Il provvedimento con cui i giudici di Milano hanno tolto a Veronica Lario, ex moglie di Silvio Berlusconi, l’assegno mensile di 1,4 milioni di euro si porta dietro alcune considerazioni sul tenore di vita di cui gode una piccolissima percentuale di privilegiati in Italia e nel mondo. Per dimostrare quali erano gli agi di cui godeva da sposata, e che avrebbe voluto mantenere da divorziata, Veronica Lario ha dovuto elencarli. Crociere di 4 o 5 settimane all’anno ai Caraibi, estetiste, parrucchieri, personal trainer e istruttori a domicilio, 12 domestici per mantenere villa Belvedere e il suo parco, aerei, elicotteri e voli di linea nelle classi top, viaggi dalla Thailandia al Brasile e relativi oneri, 25 addetti alla sicurezza, segretaria, denaro contante per le spese minute, abiti di noti stilisti e via dicendo.

Penso che se una bacia un rospo, gli dedica 25 anni di vita, fa con lui tre figli che alleva, sopporta molti tradimenti e relative umiliazioni e per tutto ciò rinuncia al proprio lavoro, una compensazione sia doverosa anche se nessuno le ha puntato una pistola alla testa per farlo. Ma non è di questo che voglio parlare.

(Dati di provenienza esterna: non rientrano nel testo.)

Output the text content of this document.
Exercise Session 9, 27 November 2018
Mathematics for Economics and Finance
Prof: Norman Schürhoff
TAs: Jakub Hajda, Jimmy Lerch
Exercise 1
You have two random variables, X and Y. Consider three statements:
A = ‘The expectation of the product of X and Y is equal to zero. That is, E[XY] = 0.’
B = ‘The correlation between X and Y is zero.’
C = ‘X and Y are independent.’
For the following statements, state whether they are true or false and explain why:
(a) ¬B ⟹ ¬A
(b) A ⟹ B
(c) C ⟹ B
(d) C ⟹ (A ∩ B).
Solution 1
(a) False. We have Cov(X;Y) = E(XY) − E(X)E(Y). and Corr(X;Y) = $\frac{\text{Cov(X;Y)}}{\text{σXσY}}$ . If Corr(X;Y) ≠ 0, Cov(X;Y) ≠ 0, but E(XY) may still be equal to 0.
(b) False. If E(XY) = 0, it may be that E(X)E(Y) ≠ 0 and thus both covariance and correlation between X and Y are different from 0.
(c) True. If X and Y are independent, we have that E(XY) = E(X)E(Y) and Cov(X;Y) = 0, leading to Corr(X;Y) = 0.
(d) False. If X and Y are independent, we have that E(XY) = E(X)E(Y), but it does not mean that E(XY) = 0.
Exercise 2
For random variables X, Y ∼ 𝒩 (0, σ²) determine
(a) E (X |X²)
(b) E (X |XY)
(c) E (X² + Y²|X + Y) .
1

La cosa che colpisce di più è la disparità fra la sovrabbondanza in cui vive una manciata di persone e le rinunce cui sono costretti i molti. Che cosa significa vivere bene? Esistono dei fondamentali al di sotto dei quali nessuno dovrebbe scendere, e cioè avere un posto gradevole dove abitare, diritto all’istruzione e alle cure, cibo sano e variato, tempo da dedicare a sé, ai propri interessi e affetti, avere un ruolo nel mondo, e quindi un lavoro, che permetta tutto ciò senza dover fare i conti della serva. Se questi fondamentali diventano un lusso, ciò che oggi si considera scontato domani diventerà un privilegio, e giù ad abbassare l’asticella delle aspirazioni, in un perverso meccanismo autolimitante dei bisogni, dove chi ieri aveva due oggi si accontenterà di uno, e poi di mezzo, e poi di mezzo del mezzo.

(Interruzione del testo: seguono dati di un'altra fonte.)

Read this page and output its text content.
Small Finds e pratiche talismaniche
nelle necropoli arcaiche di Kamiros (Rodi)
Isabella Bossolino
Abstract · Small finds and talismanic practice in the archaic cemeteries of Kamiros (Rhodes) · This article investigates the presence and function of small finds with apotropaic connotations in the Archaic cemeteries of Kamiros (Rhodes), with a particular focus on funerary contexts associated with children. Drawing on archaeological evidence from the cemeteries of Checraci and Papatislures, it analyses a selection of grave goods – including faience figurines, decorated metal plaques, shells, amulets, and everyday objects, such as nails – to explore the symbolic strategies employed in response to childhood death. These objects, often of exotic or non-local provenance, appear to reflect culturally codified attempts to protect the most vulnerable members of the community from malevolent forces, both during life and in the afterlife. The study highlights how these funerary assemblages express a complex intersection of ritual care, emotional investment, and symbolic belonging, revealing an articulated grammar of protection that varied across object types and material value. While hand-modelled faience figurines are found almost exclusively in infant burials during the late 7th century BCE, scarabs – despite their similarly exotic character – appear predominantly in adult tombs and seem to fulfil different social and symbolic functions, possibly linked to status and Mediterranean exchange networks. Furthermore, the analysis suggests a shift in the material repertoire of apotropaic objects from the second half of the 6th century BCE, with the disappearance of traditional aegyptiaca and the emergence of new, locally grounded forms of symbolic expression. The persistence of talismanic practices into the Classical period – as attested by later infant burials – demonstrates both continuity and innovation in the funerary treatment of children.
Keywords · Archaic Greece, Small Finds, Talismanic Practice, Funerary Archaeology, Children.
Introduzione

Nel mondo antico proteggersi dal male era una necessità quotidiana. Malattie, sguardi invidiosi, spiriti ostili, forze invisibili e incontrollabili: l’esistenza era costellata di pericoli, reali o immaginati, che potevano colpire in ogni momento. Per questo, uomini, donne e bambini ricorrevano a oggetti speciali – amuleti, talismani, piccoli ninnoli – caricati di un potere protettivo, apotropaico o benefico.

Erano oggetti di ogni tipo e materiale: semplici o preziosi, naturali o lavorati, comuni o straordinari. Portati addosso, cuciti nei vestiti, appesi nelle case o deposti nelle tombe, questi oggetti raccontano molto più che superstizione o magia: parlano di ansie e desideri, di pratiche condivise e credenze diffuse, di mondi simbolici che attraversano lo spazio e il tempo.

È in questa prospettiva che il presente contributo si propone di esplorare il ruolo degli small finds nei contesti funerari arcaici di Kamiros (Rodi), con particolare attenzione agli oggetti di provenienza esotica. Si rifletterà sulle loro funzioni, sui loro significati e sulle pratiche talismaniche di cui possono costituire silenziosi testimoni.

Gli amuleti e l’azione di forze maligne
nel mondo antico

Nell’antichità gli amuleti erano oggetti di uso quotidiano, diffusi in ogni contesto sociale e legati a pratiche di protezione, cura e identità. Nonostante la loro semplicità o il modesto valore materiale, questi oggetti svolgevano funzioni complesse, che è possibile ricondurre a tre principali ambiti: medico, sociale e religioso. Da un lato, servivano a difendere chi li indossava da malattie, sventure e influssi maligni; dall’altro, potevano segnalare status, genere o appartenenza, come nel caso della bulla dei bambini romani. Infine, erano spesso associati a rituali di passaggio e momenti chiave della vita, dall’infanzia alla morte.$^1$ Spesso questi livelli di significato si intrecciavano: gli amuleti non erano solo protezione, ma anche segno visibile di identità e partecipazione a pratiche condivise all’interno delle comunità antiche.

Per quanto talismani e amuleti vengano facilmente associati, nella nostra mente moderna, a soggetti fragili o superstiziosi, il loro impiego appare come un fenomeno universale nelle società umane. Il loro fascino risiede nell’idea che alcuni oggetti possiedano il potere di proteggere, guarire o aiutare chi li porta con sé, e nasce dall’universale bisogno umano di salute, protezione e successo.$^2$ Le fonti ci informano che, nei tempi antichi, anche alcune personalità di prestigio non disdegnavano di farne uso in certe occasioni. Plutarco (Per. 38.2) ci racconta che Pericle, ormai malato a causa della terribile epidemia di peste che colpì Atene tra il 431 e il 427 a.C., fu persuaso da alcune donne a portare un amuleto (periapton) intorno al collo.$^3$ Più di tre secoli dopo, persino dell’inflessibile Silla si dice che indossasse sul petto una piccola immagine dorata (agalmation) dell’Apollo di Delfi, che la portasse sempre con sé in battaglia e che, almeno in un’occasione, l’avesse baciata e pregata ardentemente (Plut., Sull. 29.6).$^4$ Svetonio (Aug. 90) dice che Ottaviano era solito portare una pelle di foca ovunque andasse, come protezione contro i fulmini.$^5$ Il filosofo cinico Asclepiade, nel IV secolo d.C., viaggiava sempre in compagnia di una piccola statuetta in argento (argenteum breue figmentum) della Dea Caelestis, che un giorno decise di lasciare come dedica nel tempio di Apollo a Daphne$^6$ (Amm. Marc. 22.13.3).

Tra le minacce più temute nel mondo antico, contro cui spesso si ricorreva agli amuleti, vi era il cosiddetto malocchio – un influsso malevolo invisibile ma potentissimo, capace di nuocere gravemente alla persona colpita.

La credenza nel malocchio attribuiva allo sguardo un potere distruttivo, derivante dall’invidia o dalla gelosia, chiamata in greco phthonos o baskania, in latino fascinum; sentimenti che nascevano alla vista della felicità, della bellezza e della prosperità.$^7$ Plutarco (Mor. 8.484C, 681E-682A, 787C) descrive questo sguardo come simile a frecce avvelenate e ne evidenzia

Intanto, nell’Olimpo si vive nella superfetazione di oggetti e servizi perché, tanto per fare qualche esempio, cosa se ne fa uno di 30 ville quando riesce ad abitarne una alla volta? E perché deve esistere chi regala al figlio di 10 anni un rolex d’oro e chi non ha i soldi per mandare i propri ragazzi dal dentista? Perché è possibile che qualcuno, per avere uno straccio di abitazione in periferia, debba caricarsi sulle spalle 30 anni di mutuo e chi sbraca regalando alla figlia per la sua laurea una piccola isola? La risposta è nell’episodio che qui racconto. Un’ amica che aveva appena perso il lavoro chiese a un suo ex direttore, che guadagnava 24mila euro al mese, se le sarebbe cambiata la vita con 2mila euro in meno. La direttora ci pensò un attimo e poi disse «No», ma ovviamente non glieli diede. Riteneva che le persone valessero quanto guadagnano e che quindi è giusto premiare i, secondo lei, migliori. Se non siamo all’eugenetica, poco ci manca.

Chiudo con un’esperienza personale. Anni fa realizzai un’inchiesta in incognito sul lavoro durante la quale fui assunta come cameriera in un albergo 5 stelle. Un mio salario mensile sarebbe bastato a malapena a pagare un pernottamento lì, pulivo bagni e camere che non mi sarei mai potuta permettere. La sera avevo la schiena a pezzi e sognavo un’unica cosa, un massaggio che però mi sarebbe costato quasi come la giornata di lavoro. Per me l’esperienza durò 15 giorni, per le altre sarebbe andata avanti per anni. L’ingiustizia del mondo sta proprio lì, fra chi può concedersi un’ora di benessere senza pensarci e chi vi deve rinunciare anche se ne avrebbe diritto e bisogno. Per il resto, non svendete i desideri.